HEALTH inspectors have raised concerns about how Gwent's health board handled a complaint about the care of a 32-year-old woman who died of a rare stomach cancer.
The patient, referred to as Miss A in a 50-page Healthcare Inspectorate Wales (HIW) report, died in May 2010, 13 months after initially seeking help from her GP following a prolonged bout of indigestion.
Despite persistent and worsening symptoms and a series of visits to her GP and to A&E at Nevill Hall Hospital, including an endoscopy in June 2009, she was not formally diagnosed with linitis plastica until February 2010.
Shortly before she died, the mother-of-one's family complained about the standard of care she had received, and subsequently about the health board's action plan drawn up in response to the findings of an independent review.
HIW was then asked to review that action plan by health board chief executive Dr Andrew Goodall.
The HIW report details how Miss A's initial symptoms, including a feeling of food sticking in her upper chest, feeling full all the time, and weight loss, worsened in the months after her initial visit to her GP.
Towards the end of 2009, she began a series of visits to A&E at Nevill Hall culminating in one early in January 2010 when she was discharged despite tests showing that she was suffering acute renal failure.
She was readmitted the following day and taken to intensive care the day after that , followed by transfer to the University Hospital of Wales in Cardiff, where a month later, her cancer was diagnosed.
The initial independent report highlighted shortcomings in the care provided by her GP surgery, in the way the endoscopy process and follow-up was handled, and in the way A&E at Nevill Hall dealt with Miss A.
HIW concluded that while a good number of the action plan proposals had been put in place, there was concern over the complaints process in regard to Miss A's case, which it concludes was "disjointed" with some staff being unaware of the complaint until well into the process or not until the action plan was drawn up.
There was criticism that a consultant physician attended a meeting with Miss A's family to discuss the care she received, for only 10 minutes, which was "unintentionally interpreted as down-playing the importance of the concern from the perspective of the family."
While commending the health board over measures it has taken following Miss A's case, the report raises particular concern about there having been no report produced explaining the reasoning behind her discharge from A&E despite having kidney failure.

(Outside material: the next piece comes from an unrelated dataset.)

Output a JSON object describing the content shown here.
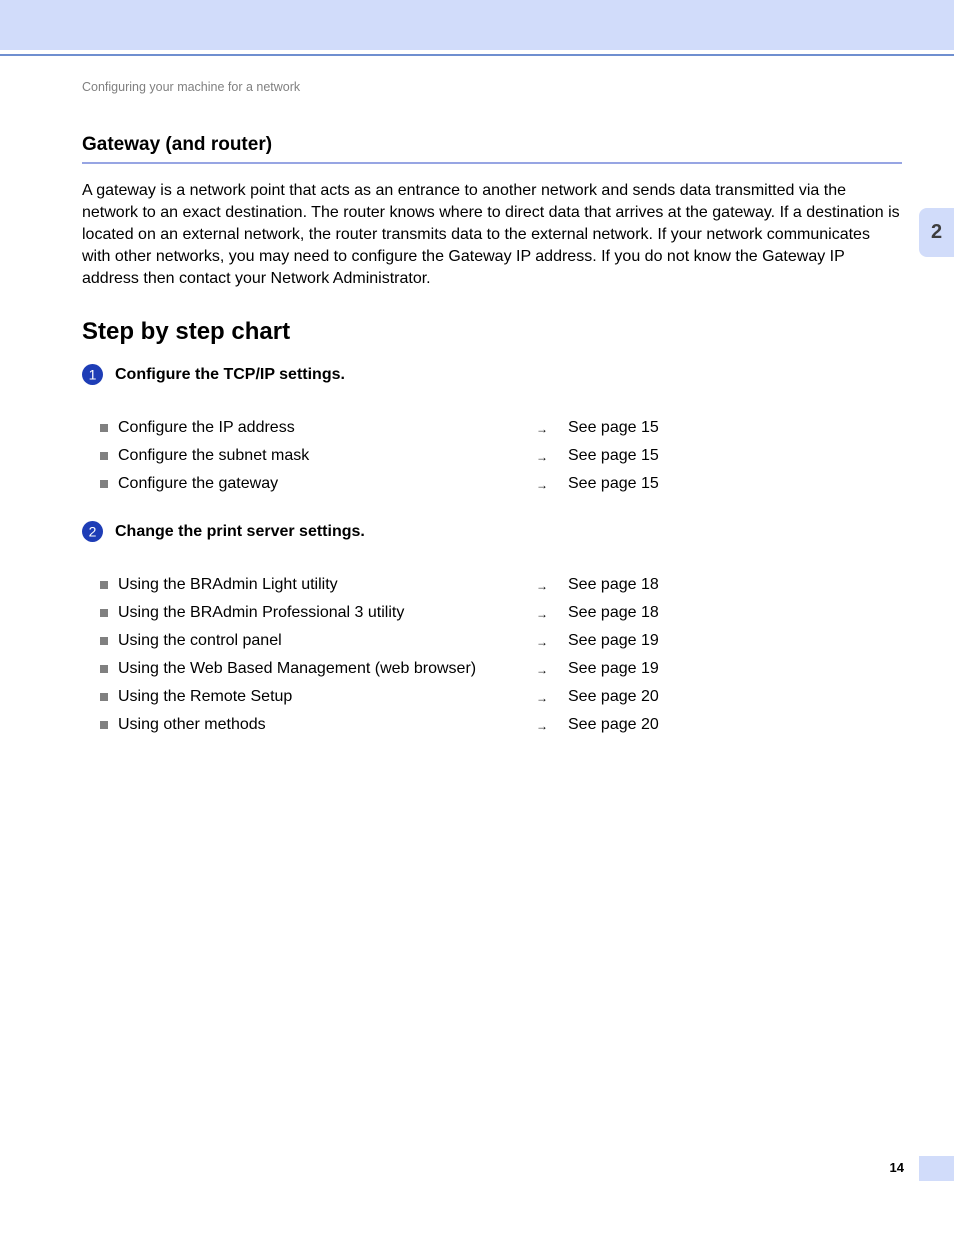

This was identified in the independent review as having been down to human error and the health board's action plan called for a report. But the consultant physician responsible felt this was unnecessary as human error had been established.
HIW however, is urging that such a report be produced "as a valuable learning mechanism and (to) help minimise such circumstances arising again."
A health board spokesman said: “Our thoughts are with the family of the patient at the centre of this report following its publication today. We have been working with Healthcare Inspectorate Wales and have developed an extensive and robust action plan which is currently being implemented in each of the areas highlighted.
“All of the actions we have taken, and will continue to take, will be evidenced and communicated to both HIW and Welsh Government.”